On the other hand, it's less understandable to see someone buying something that doesn't even come with any sort of rational explanation -- when the item being sold falls into the Magic, Pure & Simple department.  It's probably narrow-minded of me, but whenever I hear about this sort of thing, I always think, "How on earth do people expect this to work?"

For example, there's Temitope Balogun Joshua, the Ghanaian pastor of the Synagogue Church of All Nations in Accra.  Joshua, a charismatic figure who attracts huge crowds in Ghana, Nigeria, Benin, and Togo, goes about preaching the gospel and selling stuff, including "new anointing water."  "New anointing water" has been blessed by Reverend Joshua and has been credited with miraculous cures of diseases, and the relieving of stress and anxiety.  It usually sells for 80 cedis (about $40) per bottle -- a sizable sum in West Africa.

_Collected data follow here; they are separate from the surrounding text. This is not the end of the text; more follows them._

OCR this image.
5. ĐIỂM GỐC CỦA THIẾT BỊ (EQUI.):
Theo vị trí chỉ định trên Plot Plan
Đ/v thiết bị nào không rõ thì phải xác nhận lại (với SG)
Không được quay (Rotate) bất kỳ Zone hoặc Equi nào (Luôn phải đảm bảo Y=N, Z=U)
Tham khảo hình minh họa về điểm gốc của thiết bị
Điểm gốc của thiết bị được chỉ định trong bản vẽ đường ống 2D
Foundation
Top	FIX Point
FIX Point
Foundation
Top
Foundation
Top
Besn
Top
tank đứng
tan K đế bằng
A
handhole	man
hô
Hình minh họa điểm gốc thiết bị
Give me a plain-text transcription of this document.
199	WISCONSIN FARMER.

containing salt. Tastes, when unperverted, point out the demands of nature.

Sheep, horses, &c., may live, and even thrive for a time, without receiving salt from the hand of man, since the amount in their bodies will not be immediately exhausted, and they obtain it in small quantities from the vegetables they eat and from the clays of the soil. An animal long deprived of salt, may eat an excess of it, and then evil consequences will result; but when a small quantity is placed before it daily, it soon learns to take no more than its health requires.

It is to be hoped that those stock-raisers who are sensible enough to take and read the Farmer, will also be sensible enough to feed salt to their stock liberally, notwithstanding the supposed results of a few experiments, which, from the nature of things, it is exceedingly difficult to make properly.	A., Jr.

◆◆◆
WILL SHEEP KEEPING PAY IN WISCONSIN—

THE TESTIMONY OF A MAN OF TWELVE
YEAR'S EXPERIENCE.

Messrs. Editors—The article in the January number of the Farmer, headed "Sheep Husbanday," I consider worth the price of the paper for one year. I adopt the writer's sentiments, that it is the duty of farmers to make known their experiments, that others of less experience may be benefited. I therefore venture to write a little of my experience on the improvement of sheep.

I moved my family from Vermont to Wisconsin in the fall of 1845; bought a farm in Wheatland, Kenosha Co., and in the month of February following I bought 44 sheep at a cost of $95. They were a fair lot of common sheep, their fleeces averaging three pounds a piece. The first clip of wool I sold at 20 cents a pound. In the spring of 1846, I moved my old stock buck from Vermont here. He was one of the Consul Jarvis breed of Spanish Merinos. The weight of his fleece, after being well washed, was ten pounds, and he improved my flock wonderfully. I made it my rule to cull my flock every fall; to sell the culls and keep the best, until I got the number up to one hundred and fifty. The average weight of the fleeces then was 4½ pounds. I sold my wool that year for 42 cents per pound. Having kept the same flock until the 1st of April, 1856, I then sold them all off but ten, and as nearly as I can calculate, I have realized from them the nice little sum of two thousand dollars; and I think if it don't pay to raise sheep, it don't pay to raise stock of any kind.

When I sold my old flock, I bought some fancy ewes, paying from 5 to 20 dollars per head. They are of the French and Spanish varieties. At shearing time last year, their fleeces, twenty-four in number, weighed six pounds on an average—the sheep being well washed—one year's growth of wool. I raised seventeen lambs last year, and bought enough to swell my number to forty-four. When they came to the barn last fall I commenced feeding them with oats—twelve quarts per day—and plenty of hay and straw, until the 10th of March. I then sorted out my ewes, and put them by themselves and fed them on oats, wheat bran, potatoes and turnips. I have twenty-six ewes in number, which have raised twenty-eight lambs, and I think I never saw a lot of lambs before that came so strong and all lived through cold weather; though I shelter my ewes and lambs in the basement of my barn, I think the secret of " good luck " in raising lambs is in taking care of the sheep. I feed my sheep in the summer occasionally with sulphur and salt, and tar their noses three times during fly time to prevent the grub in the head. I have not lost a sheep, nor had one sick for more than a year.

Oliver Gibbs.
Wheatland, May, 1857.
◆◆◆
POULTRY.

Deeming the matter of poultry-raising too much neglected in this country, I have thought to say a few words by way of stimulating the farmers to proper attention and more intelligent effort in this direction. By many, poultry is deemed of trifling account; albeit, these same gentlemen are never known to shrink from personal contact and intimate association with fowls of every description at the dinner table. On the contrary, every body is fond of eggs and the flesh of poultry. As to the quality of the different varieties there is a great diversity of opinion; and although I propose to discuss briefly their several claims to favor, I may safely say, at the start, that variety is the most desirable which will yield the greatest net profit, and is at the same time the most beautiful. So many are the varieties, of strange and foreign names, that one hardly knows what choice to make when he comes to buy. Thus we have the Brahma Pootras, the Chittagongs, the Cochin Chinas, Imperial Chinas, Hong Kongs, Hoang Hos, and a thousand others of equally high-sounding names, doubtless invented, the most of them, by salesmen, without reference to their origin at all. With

Well, unfortunately, a radio station announced last Saturday that Reverend Joshua would be giving away bottles of "new anointing water" for free at the service on Sunday.  Crowds began to form at two in the morning.  So many people showed up that it "brought traffic in large parts of Accra to a standstill."  And then, when the doors opened, there was a stampede, which killed four and injured thirty.

Joshua himself was apparently upset by how the whole thing turned out, and he's promised to pay the hospital expenses of the ones who were injured.  This shouldn't be a hardship...

... because apparently his net worth exceeds $15 million.  That, my friends, is a crapload of bottles of water.

Now, it's not that I think this kind of magical thinking is uncommon, mind you.  After outlaw John Dillinger was gunned down, bystanders soaked handkerchiefs and the hems of skirts in his blood.  Earlier, men and women who met their end by losing their heads had their spilled blood treated the same way -- notable examples were Anne Boleyn and King Louis XVI.  The idea of magic (of various kinds) clinging to a substance, be it water, blood, or something else, is as old as humanity.

But still.  How, precisely, do these folks think Reverend Joshua's bottles of miracle water can work?  I know I'm approaching this from my squared-off, show-me-the-goods rationalism, and that the mystical worldview allows for all sorts of other stuff going on.  But try as I might, I just can't see how this guy's magic potions and preaching have made him worth $15 million, despite his hawking his wares in some of the poorest countries in the world.

Magical thinking, apparently, is big business, even if you don't resort to science-y words.

On a more hopeful note, though, is a second story, this one from Spain.

Another idea that is hardly new is the love spell -- magic cast to make the target of your amorous feelings fall in love with you, or (more prosaically) at least willing to have sex with you.  Like Reverend Joshua's magic water, this one is still with us today, and is still as ineffective as ever -- as Zaragoza businessman José Laparra found out.

Laparra, the owner of Spanish football team Club Deportivo Castellon, had his eye on a woman who evidently was resistant to his advances.  Frustrated, he went to a psychic, Lucia Martin, who said she would help him -- if he paid her $210,000.

Now that is desperation.

Be that as it may, Martin said she knew the very spell, and she took Laparra's money, and proceeded to do her magical stuff.  To no avail; Laparra was no more successful than before.  So he went to Martin, and demanded his money back.

Only fair, I suppose, but according to the source, the psychic "foresaw his arrival" and tried to prevent him from entering.  She called the police, who came in, and found the money wrapped up in a newspaper -- and promptly arrested Laparra, because he'd apparently paid the psychic by embezzling the money from the funds belonging to his football club.

Laparra, for his part, proceeded to have an "anxiety attack," which is hardly a surprise, considering the circumstances.  Maybe someone should have gotten him some "new anointing water."